Integral related to Pythagoras theorem

Triangle ABC is a right angle triangle, where Angle $ABC=90^o$.

$h$ is perpendicular to the hypotenuse AC and meet at angle ABC.

Where $a$ and $b$ are two small sides

How can I Show that h can be represented in term of this integral $(1)$

$${2\over \pi}\int_{0}^{\infty}{(ab)^3\over (a^2+b^2x^2)(b^2+a^2x^2)}\mathrm dx=h^2\tag1$$.
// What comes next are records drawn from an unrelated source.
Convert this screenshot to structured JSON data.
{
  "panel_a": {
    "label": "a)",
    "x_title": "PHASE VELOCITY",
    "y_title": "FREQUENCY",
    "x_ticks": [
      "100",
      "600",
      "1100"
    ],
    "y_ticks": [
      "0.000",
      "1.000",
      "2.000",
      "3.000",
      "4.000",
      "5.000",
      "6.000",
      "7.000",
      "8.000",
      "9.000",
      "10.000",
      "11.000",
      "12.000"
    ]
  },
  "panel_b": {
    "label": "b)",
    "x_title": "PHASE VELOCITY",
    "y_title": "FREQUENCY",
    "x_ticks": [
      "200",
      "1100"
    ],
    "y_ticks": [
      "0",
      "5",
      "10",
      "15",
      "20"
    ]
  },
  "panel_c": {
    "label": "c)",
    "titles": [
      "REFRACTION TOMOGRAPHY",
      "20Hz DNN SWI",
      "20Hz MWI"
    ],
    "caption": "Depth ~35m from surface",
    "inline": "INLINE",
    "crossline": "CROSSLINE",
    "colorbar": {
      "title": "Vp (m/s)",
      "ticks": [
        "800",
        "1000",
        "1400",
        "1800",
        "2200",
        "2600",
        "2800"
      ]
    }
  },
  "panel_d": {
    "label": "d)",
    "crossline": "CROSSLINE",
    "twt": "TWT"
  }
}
Any hints on this can be relate to Pythagoras theorem

Basic formulas : $AC^2=AB^2+BC^2$ and area, $A={bh\over 2}$

Answer 1

Hint: Observe if you have a right triangle with legs $a, b$ and $h$ is as specified, then we see that \begin{align} \text{Area} = \frac{a\cdot b}{2} = \frac{h\cdot \sqrt{a^2+b^2}}{2} \ \ \Rightarrow \ \ h^2 = \frac{a^2b^2}{a^2+b^2}. \end{align}

One can show that the integral \begin{align} \frac{2}{\pi}\int^\infty_0 \frac{(ab)^3dx}{(a^2+b^2x^2)(b^2+a^2x^2)} = \frac{(ab)^3}{ab(a^2+b^2)}= \frac{a^2b^2}{a^2+b^2} = h^2. \end{align}

Answer 2

Considering the integral $$I=\int{(ab)^3\over (a^2+b^2x^2)(b^2+a^2x^2)}\, dx$$ using partial fraction decomposition, we have $$I=\int\left(\frac{a^5 b^3}{\left(a^4-b^4\right) \left(a^2 x^2+b^2\right)}-\frac{a^3 b^5}{\left(a^4-b^4\right) \left(a^2+b^2 x^2\right)}\right)\,dx$$ from which $$I=\frac{a^3 b^3 \left(a^2 \tan ^{-1}\left(\frac{a x}{b}\right)-b^2 \tan ^{-1}\left(\frac{b x}{a}\right)\right)}{a^5 b-a b^5}$$ Using the given bounds $$J=\int_{0}^{\infty}{(ab)^3\over (a^2+b^2x^2)(b^2+a^2x^2)}\, dx=\frac{\pi a^3 b^3}{2 a^3 b+2 a b^3}=\frac{\pi a^2 b^2}{2 \left(a^2+b^2\right)}$$ $$K={2\over \pi}\int_{0}^{\infty}{(ab)^3\over (a^2+b^2x^2)(b^2+a^2x^2)}\, dx=\frac{a^2 b^2}{a^2+b^2}$$ from which you can easily finish, I am sure.

Answer 3

Let $$ I=\int^\infty_0 \frac{dx}{(a^2+b^2x^2)(b^2+a^2x^2)}.\tag{1}$$ Changing variable from $x\to\frac1{x}$ gives $$ I=\int^\infty_0 \frac{x^2dx}{(a^2+b^2x^2)(b^2+a^2x^2)}.\tag{2}$$ So $a^2$(1)+$b^2$(2) gives $$ a^2I+b^2I=\int^\infty_0 \frac{dx}{b^2+a^2x^2}=\frac{\pi}{2ab}$$ and hence $$ I=\frac{\pi}{2ab(a^2+b^2)}.$$ So $$ \frac{2}{\pi}\int^\infty_0 \frac{(ab)^3dx}{(a^2+b^2x^2)(b^2+a^2x^2)} = \frac{(ab)^3}{ab(a^2+b^2)}= \frac{a^2b^2}{a^2+b^2}=\frac{2}{\pi}(ab)^3I=\frac{a^2b^2}{a^2+b^2}=h.$$